A room has three lamps .From a collectionof 10 light bulbs of which 6 are no good,a person selects 3 at random and puts the in socket.What is the probability that he will have the light?
On your first draw, the probability of getting a good bulb is 4/10.
on your second draw, the probability of getting a good bulb is 3/9.
on your third draw, the probability of getting a good bulb is 2/8.
the probability that you will get a good bulb on all 3 draws is therefore equal to 4/10 * 3/9 * 2/8 which is equal to 24/720 which can be simplified to 1/30 which has a decimal equivalent of .033 rounded to 3 decimal places.
you can also look at it as the number of possible ways you can get a good bulb divided by the total possible ways you can get a bulb.
the equation for that is c(4,3) / c(10,3) which is equal to 4 / 120 which is equal to 1/30 again.
note that c(4,3) and 4c3 mean the same thing.
i mention this now because i used the ncx terminology down below when i used the c(n,x) terminology here.
c(n,x) is the combination formula of n! / (x! * (n-x)!)
ncx is also the combination formula of n! / (x! * (n-x)!)
when n = 10 and x = 3, this formula becomes 10! / (3! * 7!) which becomes 10*9*8*7! divided by 3! * 7! which becomes 10*9*8 / 3! which becomes 10*9*8 divided by 3*2*1 which becomes 10*3*4 which becomes 120.
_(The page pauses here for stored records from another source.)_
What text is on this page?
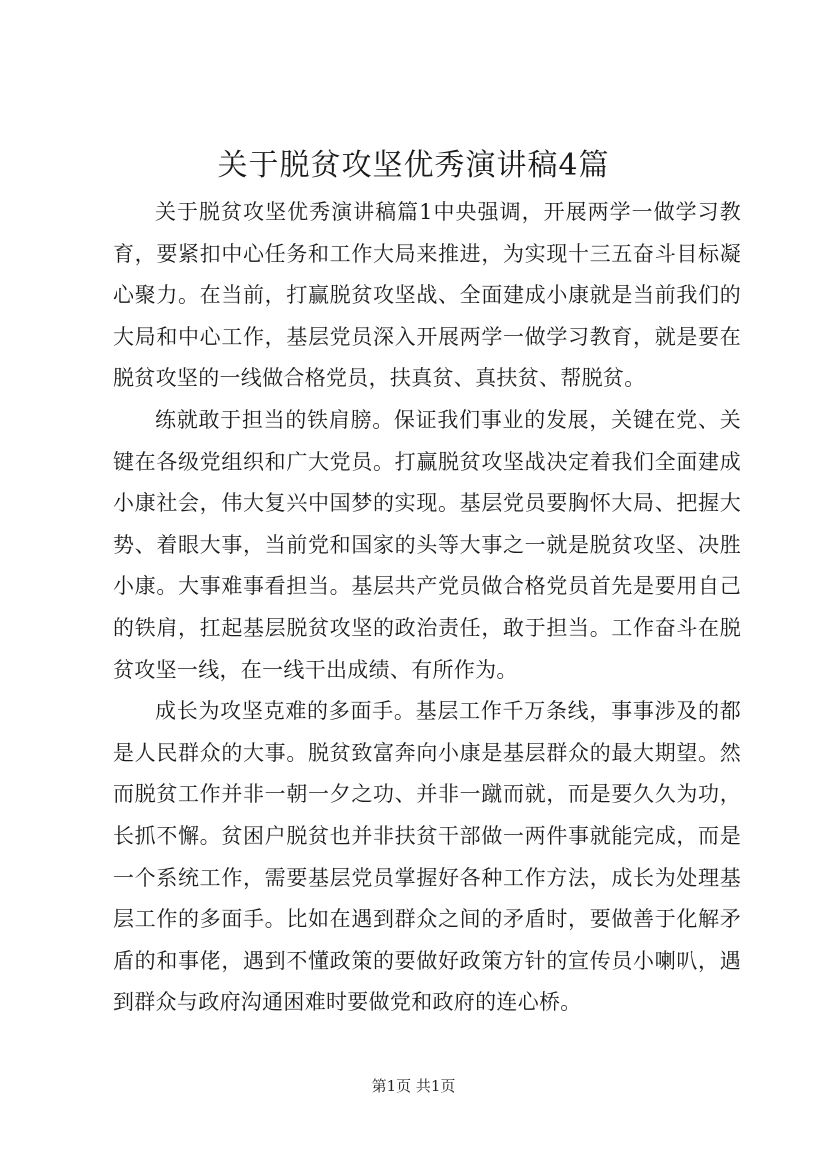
关于脱贫攻坚优秀演讲稿4篇

关于脱贫攻坚优秀演讲稿篇1中央强调，开展两学一做学习教育，要紧扣中心任务和工作大局来推进，为实现十三五奋斗目标凝心聚力。在当前，打赢脱贫攻坚战、全面建成小康就是当前我们的大局和中心工作，基层党员深入开展两学一做学习教育，就是要在脱贫攻坚的一线做合格党员，扶真贫、真扶贫、帮脱贫。

练就敢于担当的铁肩膀。保证我们事业的发展，关键在党、关键在各级党组织和广大党员。打赢脱贫攻坚战决定着我们全面建成小康社会，伟大复兴中国梦的实现。基层党员要胸怀大局、把握大势、着眼大事，当前党和国家的头等大事之一就是脱贫攻坚、决胜小康。大事难事看担当。基层共产党员做合格党员首先是要用自己的铁肩，扛起基层脱贫攻坚的政治责任，敢于担当。工作奋斗在脱贫攻坚一线，在一线干出成绩、有所作为。

成长为攻坚克难的多面手。基层工作千万条线，事事涉及的都是人民群众的大事。脱贫致富奔向小康是基层群众的最大期望。然而脱贫工作并非一朝一夕之功、并非一蹴而就，而是要久久为功，长抓不懈。贫困户脱贫也并非扶贫干部做一两件事就能完成，而是一个系统工作，需要基层党员掌握好各种工作方法，成长为处理基层工作的多面手。比如在遇到群众之间的矛盾时，要做善于化解矛盾的和事佬，遇到不懂政策的要做好政策方针的宣传员小喇叭，遇到群众与政府沟通困难时要做党和政府的连心桥。

第1页 共1页
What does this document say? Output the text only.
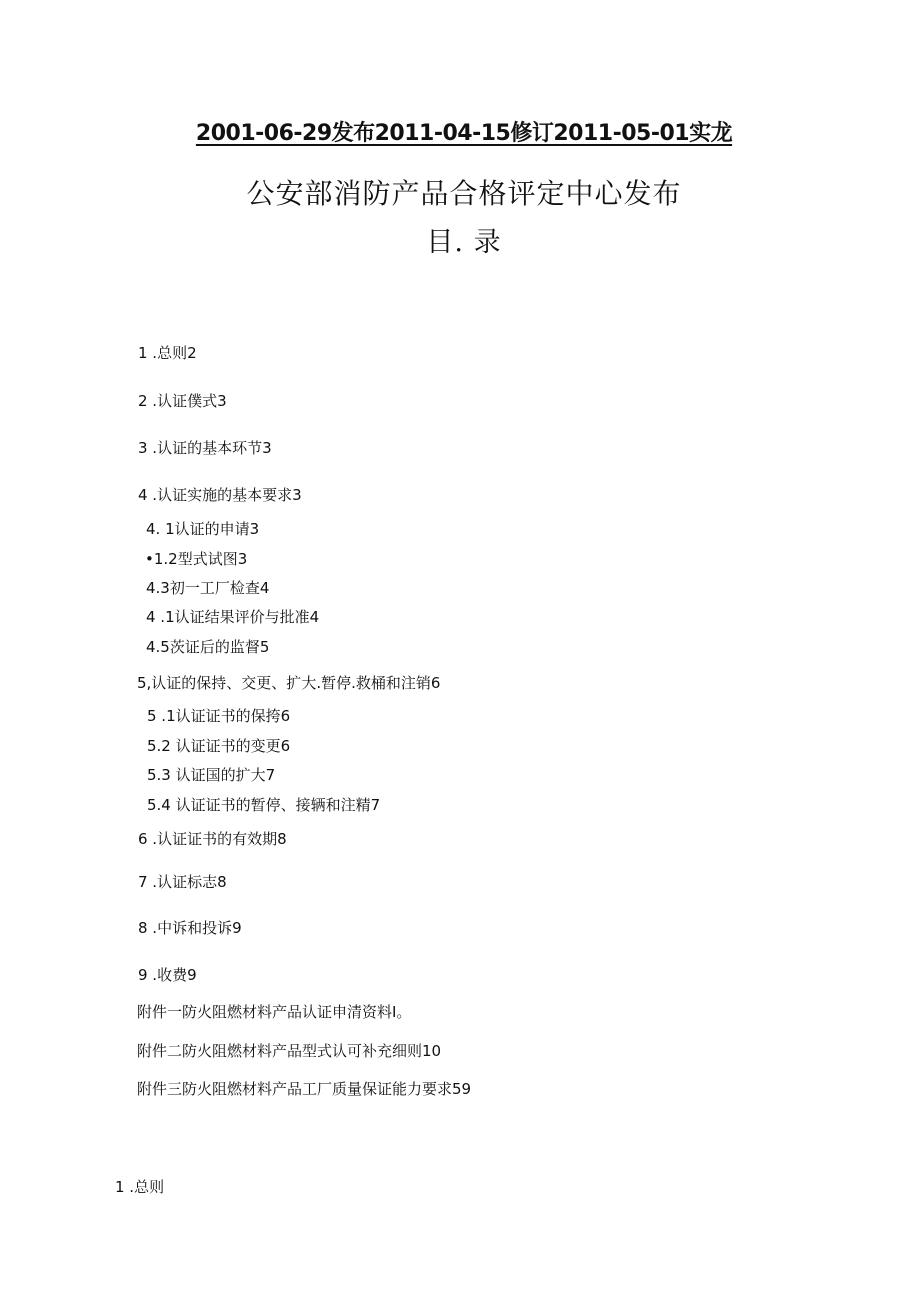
2001-06-29发布2011-04-15修订2011-05-01实龙
公安部消防产品合格评定中心发布
目. 录
1 .总则2
2 .认证僕式3
3 .认证的基本环节3
4 .认证实施的基本要求3
4. 1认证的申请3
•1.2型式试图3
4.3初一工厂检查4
4 .1认证结果评价与批准4
4.5茨证后的监督5
5,认证的保持、交更、扩大.暂停.救桶和注销6
5 .1认证证书的保挎6
5.2 认证证书的变更6
5.3 认证国的扩大7
5.4 认证证书的暂停、接辆和注精7
6 .认证证书的有效期8
7 .认证标志8
8 .中诉和投诉9
9 .收费9
附件一防火阻燃材料产品认证申清资料I。
附件二防火阻燃材料产品型式认可补充细则10
附件三防火阻燃材料产品工厂质量保证能力要求59
1 .总则
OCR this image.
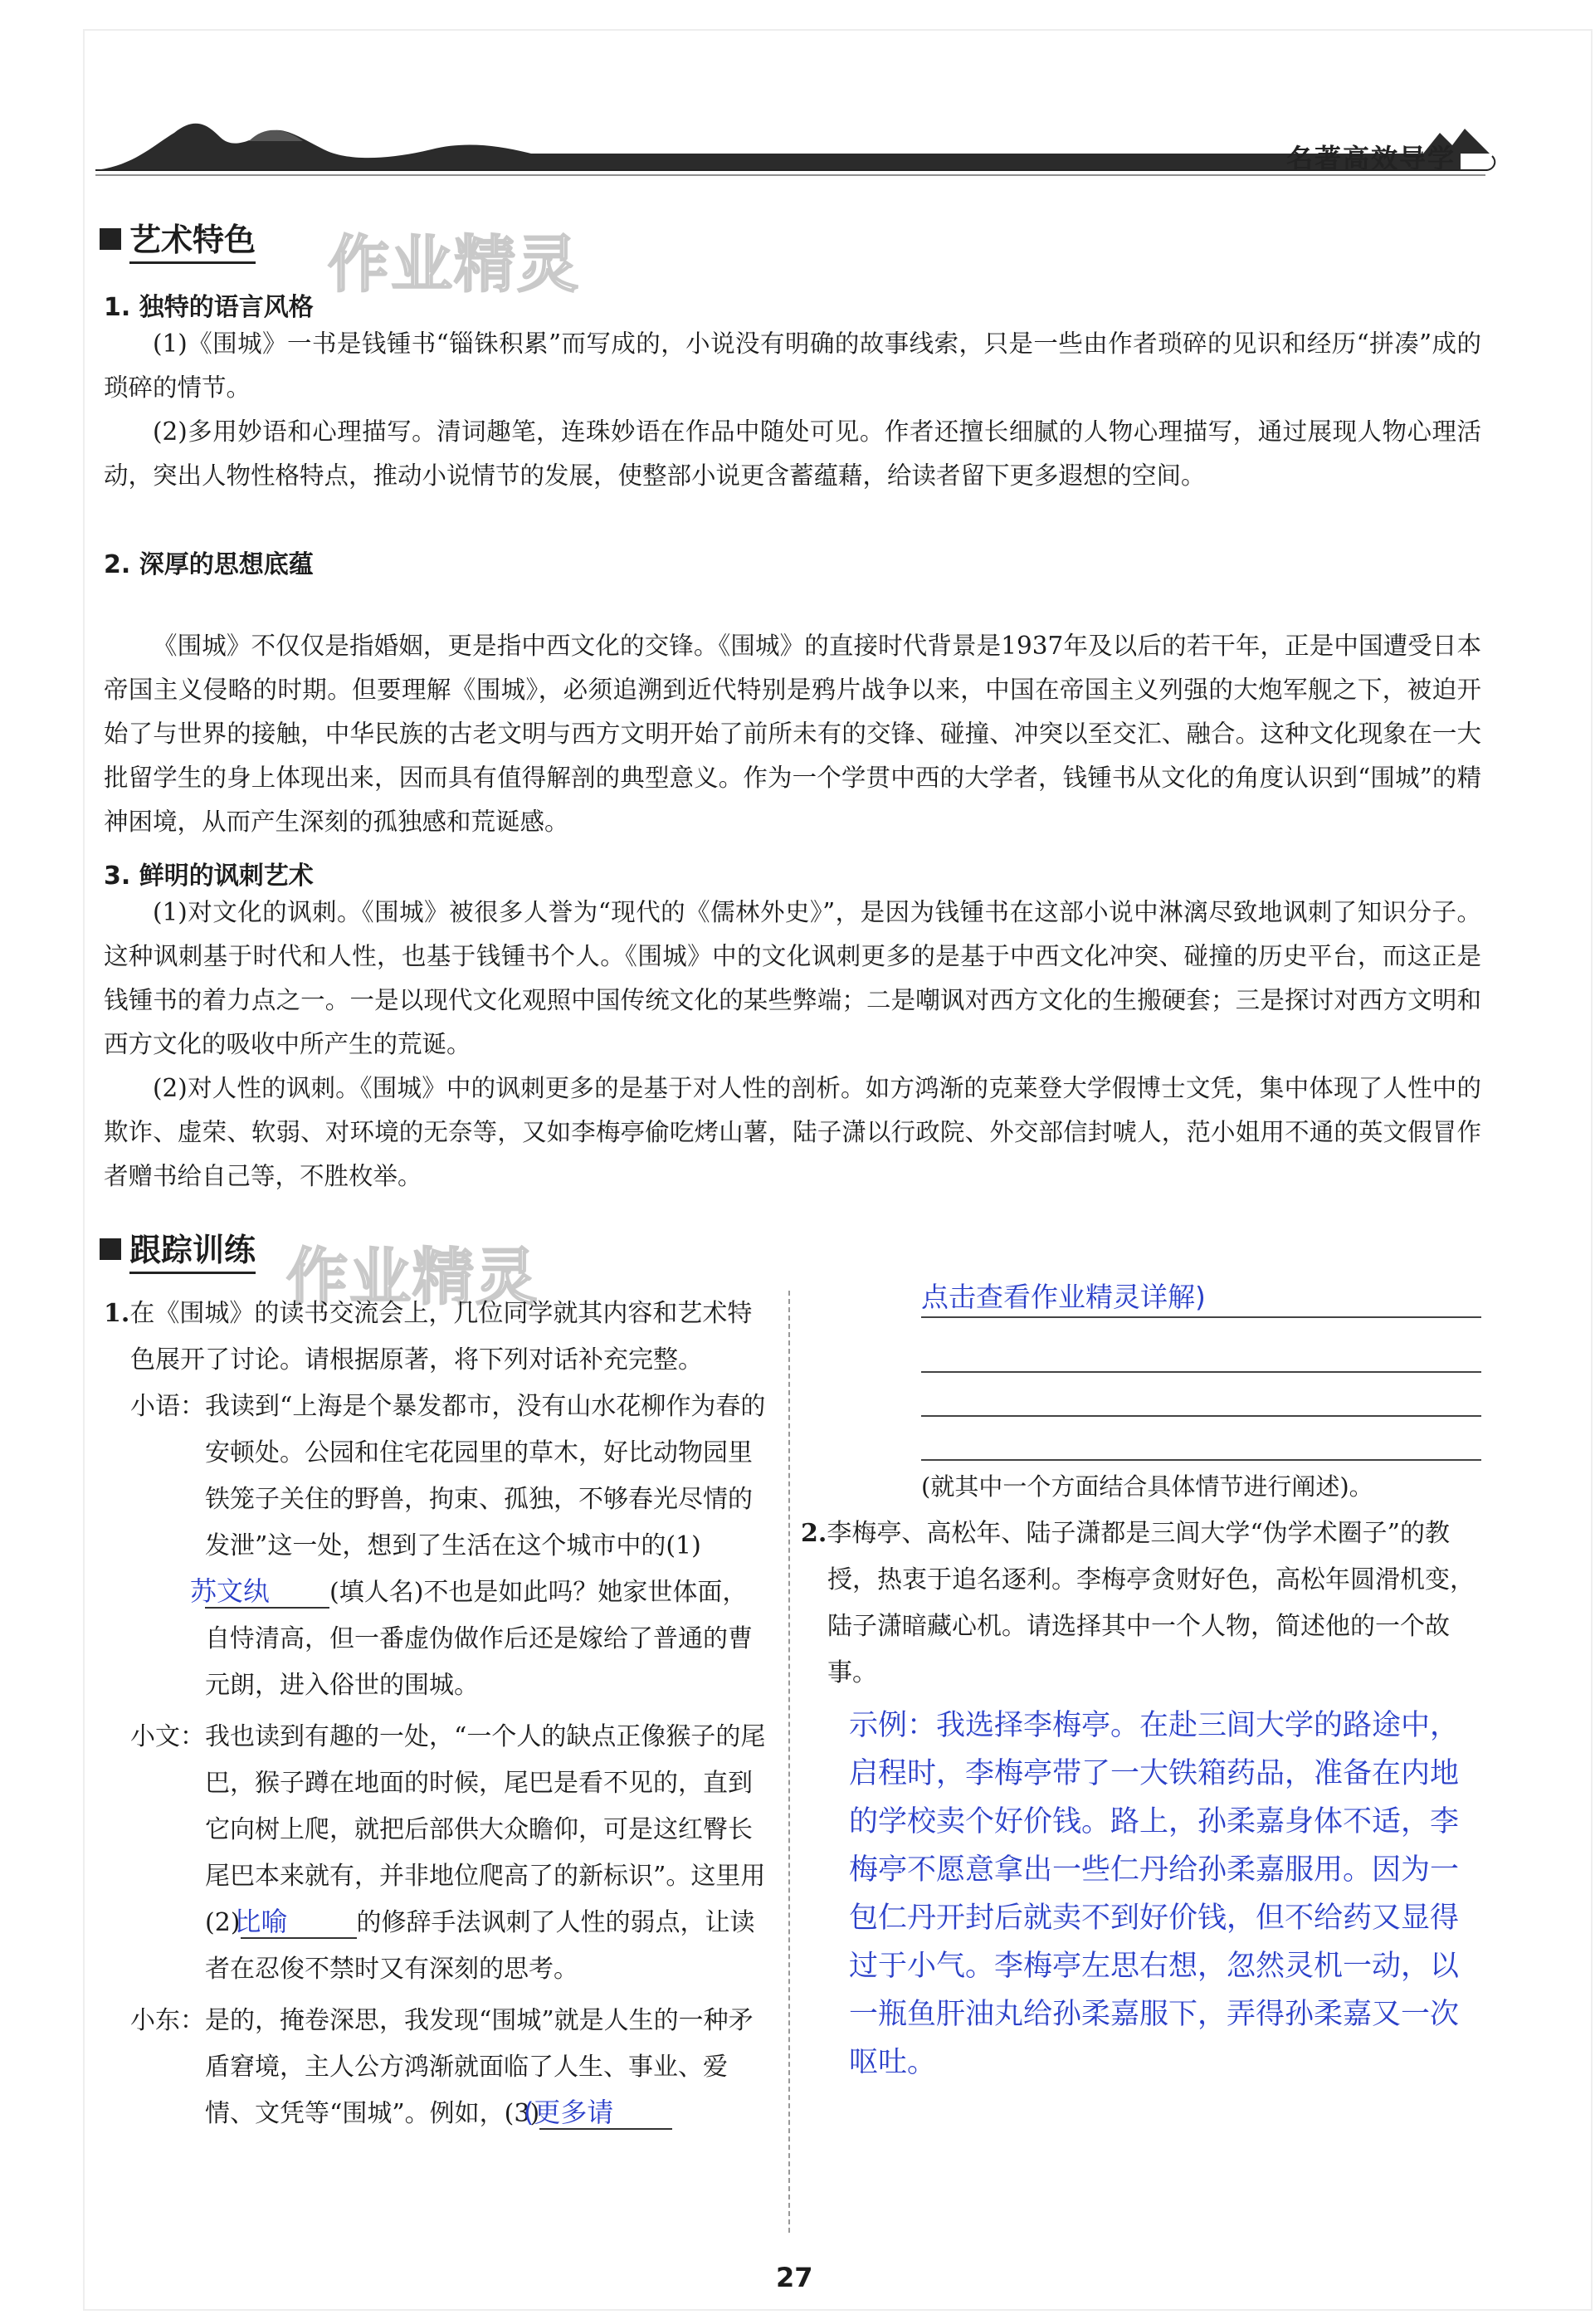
名著高效导学
艺术特色 作业精灵
1. 独特的语言风格

(1)《围城》一书是钱锺书“锱铢积累”而写成的，小说没有明确的故事线索，只是一些由作者琐碎的见识和经历“拼凑”成的琐碎的情节。

(2)多用妙语和心理描写。清词趣笔，连珠妙语在作品中随处可见。作者还擅长细腻的人物心理描写，通过展现人物心理活动，突出人物性格特点，推动小说情节的发展，使整部小说更含蓄蕴藉，给读者留下更多遐想的空间。

2. 深厚的思想底蕴

《围城》不仅仅是指婚姻，更是指中西文化的交锋。《围城》的直接时代背景是1937年及以后的若干年，正是中国遭受日本帝国主义侵略的时期。但要理解《围城》，必须追溯到近代特别是鸦片战争以来，中国在帝国主义列强的大炮军舰之下，被迫开始了与世界的接触，中华民族的古老文明与西方文明开始了前所未有的交锋、碰撞、冲突以至交汇、融合。这种文化现象在一大批留学生的身上体现出来，因而具有值得解剖的典型意义。作为一个学贯中西的大学者，钱锺书从文化的角度认识到“围城”的精神困境，从而产生深刻的孤独感和荒诞感。

3. 鲜明的讽刺艺术

(1)对文化的讽刺。《围城》被很多人誉为“现代的《儒林外史》”，是因为钱锺书在这部小说中淋漓尽致地讽刺了知识分子。这种讽刺基于时代和人性，也基于钱锺书个人。《围城》中的文化讽刺更多的是基于中西文化冲突、碰撞的历史平台，而这正是钱锺书的着力点之一。一是以现代文化观照中国传统文化的某些弊端；二是嘲讽对西方文化的生搬硬套；三是探讨对西方文明和西方文化的吸收中所产生的荒诞。

(2)对人性的讽刺。《围城》中的讽刺更多的是基于对人性的剖析。如方鸿渐的克莱登大学假博士文凭，集中体现了人性中的欺诈、虚荣、软弱、对环境的无奈等，又如李梅亭偷吃烤山薯，陆子潇以行政院、外交部信封唬人，范小姐用不通的英文假冒作者赠书给自己等，不胜枚举。

跟踪训练 作业精灵

1.在《围城》的读书交流会上，几位同学就其内容和艺术特色展开了讨论。请根据原著，将下列对话补充完整。

小语：我读到“上海是个暴发都市，没有山水花柳作为春的安顿处。公园和住宅花园里的草木，好比动物园里铁笼子关住的野兽，拘束、孤独，不够春光尽情的发泄”这一处，想到了生活在这个城市中的(1)苏文纨 (填人名)不也是如此吗？她家世体面，自恃清高，但一番虚伪做作后还是嫁给了普通的曹元朗，进入俗世的围城。

小文：我也读到有趣的一处，“一个人的缺点正像猴子的尾巴，猴子蹲在地面的时候，尾巴是看不见的，直到它向树上爬，就把后部供大众瞻仰，可是这红臀长尾巴本来就有，并非地位爬高了的新标识”。这里用(2)比喻	的修辞手法讽刺了人性的弱点，让读者在忍俊不禁时又有深刻的思考。

小东：是的，掩卷深思，我发现“围城”就是人生的一种矛盾窘境，主人公方鸿渐就面临了人生、事业、爱情、文凭等“围城”。例如，(3)(更多请

点击查看作业精灵详解)
(就其中一个方面结合具体情节进行阐述)。

2.李梅亭、高松年、陆子潇都是三闾大学“伪学术圈子”的教授，热衷于追名逐利。李梅亭贪财好色，高松年圆滑机变，陆子潇暗藏心机。请选择其中一个人物，简述他的一个故事。

示例：我选择李梅亭。在赴三闾大学的路途中，启程时，李梅亭带了一大铁箱药品，准备在内地的学校卖个好价钱。路上，孙柔嘉身体不适，李梅亭不愿意拿出一些仁丹给孙柔嘉服用。因为一包仁丹开封后就卖不到好价钱，但不给药又显得过于小气。李梅亭左思右想，忽然灵机一动，以一瓶鱼肝油丸给孙柔嘉服下，弄得孙柔嘉又一次呕吐。

27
similar machinations for when n = 4 and x = 3 results in 4.
you have 2 formula that both point to the same conclusion.
this indicates a fair chance that the solution is good unless you completely misunderstood what the problem is asking you to do.
this can be confirmed with a simple example that the formula is good.
assume 4 bulbs of which 3 are good and 1 is bad.
you want to draw 2 bulbs.
what is the probability that both bulbs will be good.
the formula says that the probability will be 3/4 * 2/3 = 6/12 = 1/2.